A sharply declining rupee triggers inflation, broaden the current account deficit, hits investor sentiment and creates burdens for organization with high exposure to foreign debt. The government and the Reserve Bank of India have taken several reform initiatives to resist the downturn, but their success stories are looking gloomy.

Buying imported materials will become very costly. A weak rupee will create extra stress on Oil Marketing Companies (OMC) and this will surely be passed on to the consumers as the companies are allowed to do so after the deregulation of petrol and partial deregulation of diesel. If the OMCs increase fuel prices, there will be a substantial increase in overall cost of transportation which will trigger inflation.

If the depreciation is steep and without control, it will strike up inflation. As a result the Central bank would have very less room to impose further rate cut and that’s the burden the borrower would have to bear.

Indians who have gone to abroad for tours or studies are highly affected in these times. The only smiling people in this context are the NRI’s who gain more on sending money to their homeland.
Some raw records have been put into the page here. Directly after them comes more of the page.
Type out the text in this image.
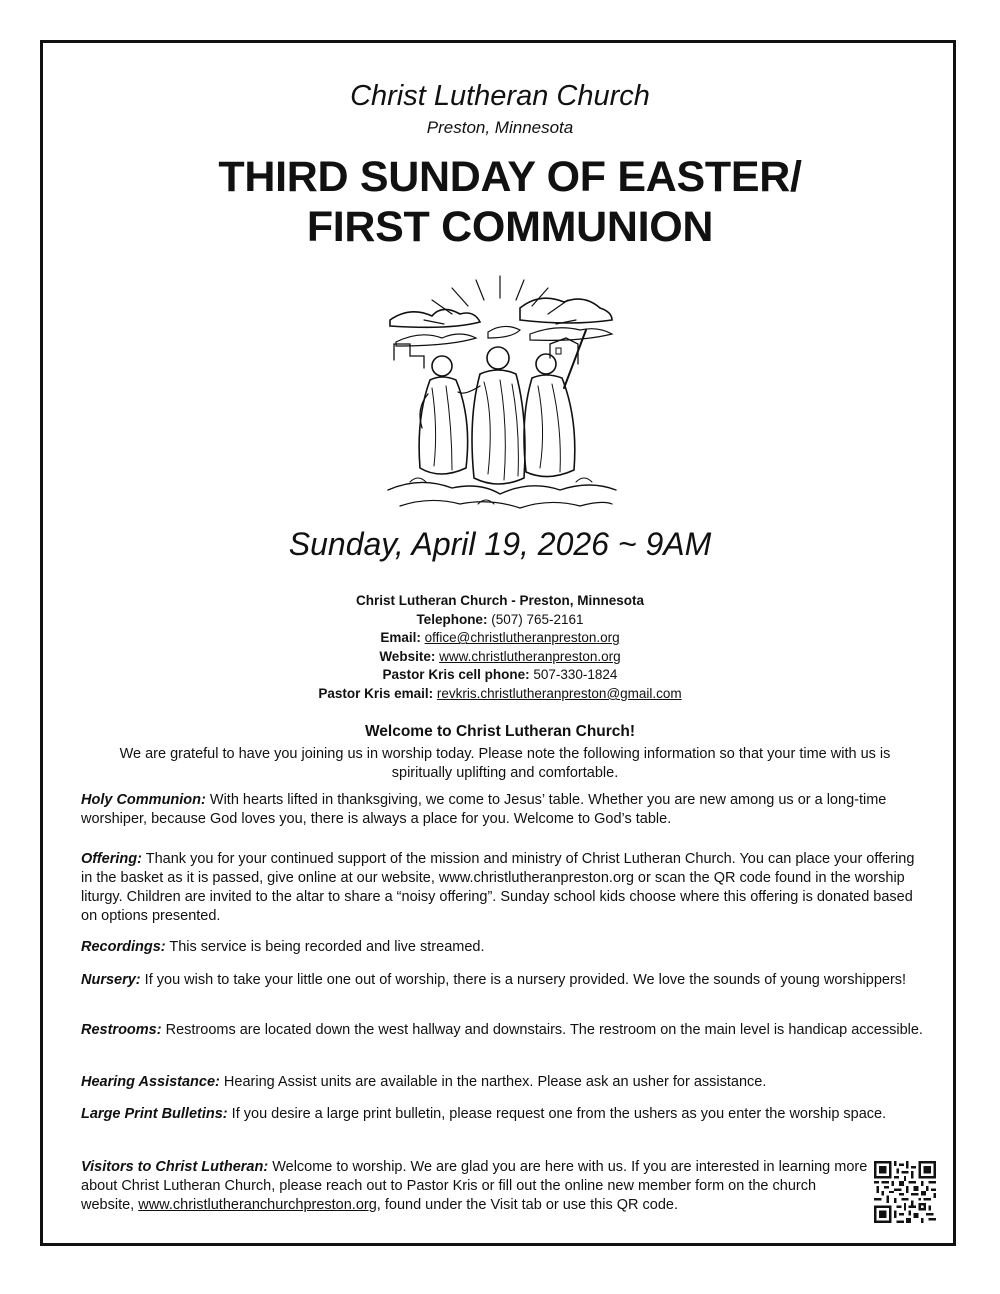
Christ Lutheran Church
Preston, Minnesota
THIRD SUNDAY OF EASTER/
FIRST COMMUNION
Sunday, April 19, 2026 ~ 9AM
Christ Lutheran Church - Preston, Minnesota
Telephone: (507) 765-2161
Email: office@christlutheranpreston.org
Website: www.christlutheranpreston.org
Pastor Kris cell phone: 507-330-1824
Pastor Kris email: revkris.christlutheranpreston@gmail.com
Welcome to Christ Lutheran Church!
We are grateful to have you joining us in worship today. Please note the following information so that your time with us is spiritually uplifting and comfortable.

Holy Communion: With hearts lifted in thanksgiving, we come to Jesus’ table. Whether you are new among us or a long-time worshiper, because God loves you, there is always a place for you. Welcome to God’s table.

Offering: Thank you for your continued support of the mission and ministry of Christ Lutheran Church. You can place your offering in the basket as it is passed, give online at our website, www.christlutheranpreston.org or scan the QR code found in the worship liturgy. Children are invited to the altar to share a “noisy offering”. Sunday school kids choose where this offering is donated based on options presented.

Recordings: This service is being recorded and live streamed.

Nursery: If you wish to take your little one out of worship, there is a nursery provided. We love the sounds of young worshippers!

Restrooms: Restrooms are located down the west hallway and downstairs. The restroom on the main level is handicap accessible.

Hearing Assistance: Hearing Assist units are available in the narthex. Please ask an usher for assistance.

Large Print Bulletins: If you desire a large print bulletin, please request one from the ushers as you enter the worship space.

Visitors to Christ Lutheran: Welcome to worship. We are glad you are here with us. If you are interested in learning more about Christ Lutheran Church, please reach out to Pastor Kris or fill out the online new member form on the church website, www.christlutheranchurchpreston.org, found under the Visit tab or use this QR code.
As a whole we can say that though weakening rupee is the reason for someone’s smile it is a real threat for the country’s overall fiscal health and increase the current account deficit heavily. But in my opinion this huge downgrade is a temporary phenomenon and the rupee is really oversold. Now the Central bank and Government should work hand in hand and find out the policy measures to stabilize the frightening scenario. I personally hope a further cut in SLR to ease the liquidity to save rupee and also import duty hike in gold and other related materials. RBI can buy bonds to ease liquidity in the market. Finally we can say that the situation is tight and challenging for us, but we can not only hope for the best but also should contribute the most to get back Indian economy in the driving seat.